Cassazione Penale, Sez. 4, 22 dicembre 2011, n. 47820 - Leggerezza di un lavoratore e responsabilità datoriale


 

 

 

 

Responsabilità di un datore di lavoro per aver cagionato ad un lavoratore lesioni personali gravi: quest'ultimo, mentre era intento al cambio degli stampi, a seguito del mancato funzionamento, si avvicinava al "clemps" aperto allorquando questo si chiudeva colpendolo al piede sinistro e schiacciandolo contro il "blister".


Condannato in primo e secondo grado, ricorre in Cassazione - Rigetto.

Innanzitutto il fatto che egli fosse da considerare l'effettivo datore di lavoro è circostanza resa certa dalle dichiarazioni dell'ispettore del lavoro, dalle ammissioni dello stesso imputato, dall'organigramma aziendale, nonché delle dichiarazioni degli operai: era quindi l'imputato a dover dotare i cosiddetti "clemps"di schermi fisici di protezione, i cosiddetti "cappellotti".

Certamente la sentenza impugnata ha aderito alla ricostruzione dei fatti che implica una leggerezza del lavoratore che, una volta accertato il mancato funzionamento del perno di bloccaggio, avrebbe dovuto limitarsi a convocare la squadra di manutenzione, astenendosi dall'intervenire di persona. Ha però rilevato la sussistenza di una prassi esistente in azienda secondo cui era il lavoratore che effettuava una prima verifica onde pervenire, se possibile, ad una rapida riparazione del guasto.


Non può pertanto essere considerata abnorme la condotta del lavoratore infortunato, atteso che il datore deve apprestare tutte le necessarie misure affinché i lavoratori siano tutelati anche con riguardo a loro comportamenti improntati a leggerezza.

 


 




REPUBBLICA ITALIANA
IN NOME DEL POPOLO ITALIANO
LA CORTE SUPREMA DI CASSAZIONE
QUARTA SEZIONE PENALE



Composta dagli Ill.mi Sigg.ri Magistrati:
Dott. RUGGERO GALBIATI - Presidente
Dott.
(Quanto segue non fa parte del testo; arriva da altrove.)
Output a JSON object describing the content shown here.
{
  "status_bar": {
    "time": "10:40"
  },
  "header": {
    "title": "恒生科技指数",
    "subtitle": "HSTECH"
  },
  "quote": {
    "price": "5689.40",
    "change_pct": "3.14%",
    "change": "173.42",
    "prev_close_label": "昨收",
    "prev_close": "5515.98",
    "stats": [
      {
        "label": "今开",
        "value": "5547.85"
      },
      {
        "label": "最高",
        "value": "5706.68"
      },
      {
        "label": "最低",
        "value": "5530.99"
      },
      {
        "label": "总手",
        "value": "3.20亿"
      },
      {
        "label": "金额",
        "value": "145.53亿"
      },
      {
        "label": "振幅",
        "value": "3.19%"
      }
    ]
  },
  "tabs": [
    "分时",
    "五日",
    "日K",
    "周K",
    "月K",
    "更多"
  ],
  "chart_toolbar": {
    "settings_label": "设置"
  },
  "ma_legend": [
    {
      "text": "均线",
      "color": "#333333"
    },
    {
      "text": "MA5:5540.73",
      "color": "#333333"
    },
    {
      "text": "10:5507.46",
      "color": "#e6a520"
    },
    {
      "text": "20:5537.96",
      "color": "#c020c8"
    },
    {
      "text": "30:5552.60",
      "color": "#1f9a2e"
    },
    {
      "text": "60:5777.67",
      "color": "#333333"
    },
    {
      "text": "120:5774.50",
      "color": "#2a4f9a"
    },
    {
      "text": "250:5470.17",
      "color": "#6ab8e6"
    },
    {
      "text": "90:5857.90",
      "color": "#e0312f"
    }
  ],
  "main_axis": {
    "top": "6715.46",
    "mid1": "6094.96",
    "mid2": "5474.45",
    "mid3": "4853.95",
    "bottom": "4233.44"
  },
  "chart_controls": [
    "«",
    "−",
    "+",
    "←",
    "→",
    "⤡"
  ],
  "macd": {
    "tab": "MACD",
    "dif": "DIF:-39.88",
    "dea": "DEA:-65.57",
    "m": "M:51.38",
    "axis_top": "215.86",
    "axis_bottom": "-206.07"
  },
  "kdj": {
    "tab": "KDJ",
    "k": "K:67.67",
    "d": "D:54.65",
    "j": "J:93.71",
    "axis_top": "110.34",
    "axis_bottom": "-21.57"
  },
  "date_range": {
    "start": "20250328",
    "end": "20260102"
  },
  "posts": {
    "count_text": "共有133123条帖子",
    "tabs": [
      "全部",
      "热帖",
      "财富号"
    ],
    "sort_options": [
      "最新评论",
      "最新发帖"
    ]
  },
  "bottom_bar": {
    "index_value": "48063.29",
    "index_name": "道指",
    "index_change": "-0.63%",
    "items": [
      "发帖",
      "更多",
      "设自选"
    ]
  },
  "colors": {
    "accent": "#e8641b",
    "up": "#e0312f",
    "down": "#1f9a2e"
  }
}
LUISA BIANCHI - Consigliere
Dott. FAUSTO IZZO - Consigliere
Dott. FELICETTA MARINELLI - Rel. Consigliere
Dott. ANDREA MONTAGNI - Consigliere
ha pronunciato la seguente
SENTENZA

 

sul ricorso proposto da
1) E. F. N. IL 13/01/1939

avverso la sentenza n. 7000/2010 CORTE APPELLO di NAPOLI, del 18/11/2010
visti gli atti, la sentenza e il ricorso
udita in PUBBLICA UDIENZA del 02/12/2011 la relazione fatta dal Consigliere Dott. FELICETTA MARINELLI
Udito il Procuratore Generale in persona del Dott. ...che ha concluso per l'inammissibilità del ricorso
Udito per la parte civile l'Avv. Lucio Barbato del foro di Nola che insiste per l'inammissibilità del ricorso.
Udito il difensore Avv. Anna Maria Pacciarini che produce sentenza del Tribunale di Nola e insiste per l'accoglimento del ricorso.






Fatto



E.F. è stato tratto a giudizio davanti al Tribunale di Nola per rispondere del reato di cui all'articolo 589 cod.pen. commesso con violazione delle norme in materia di sicurezza sul lavoro per avere, nella sua qualità di datore di lavoro e di rappresentante legale della ditta A. s.r.l. cagionato al lavoratore L.G. lesioni personali gravi con conseguente incapacità di attendere alle ordinarie occupazioni per un periodo superiore a 40 giorni.
In particolare, il L., mentre era intento al cambio degli stampi, a seguito del mancato funzionamento, si avvicinava al "clemps" aperto allorquando questo si chiudeva colpendolo al piede sinistro e schiacciandolo contro il "blister".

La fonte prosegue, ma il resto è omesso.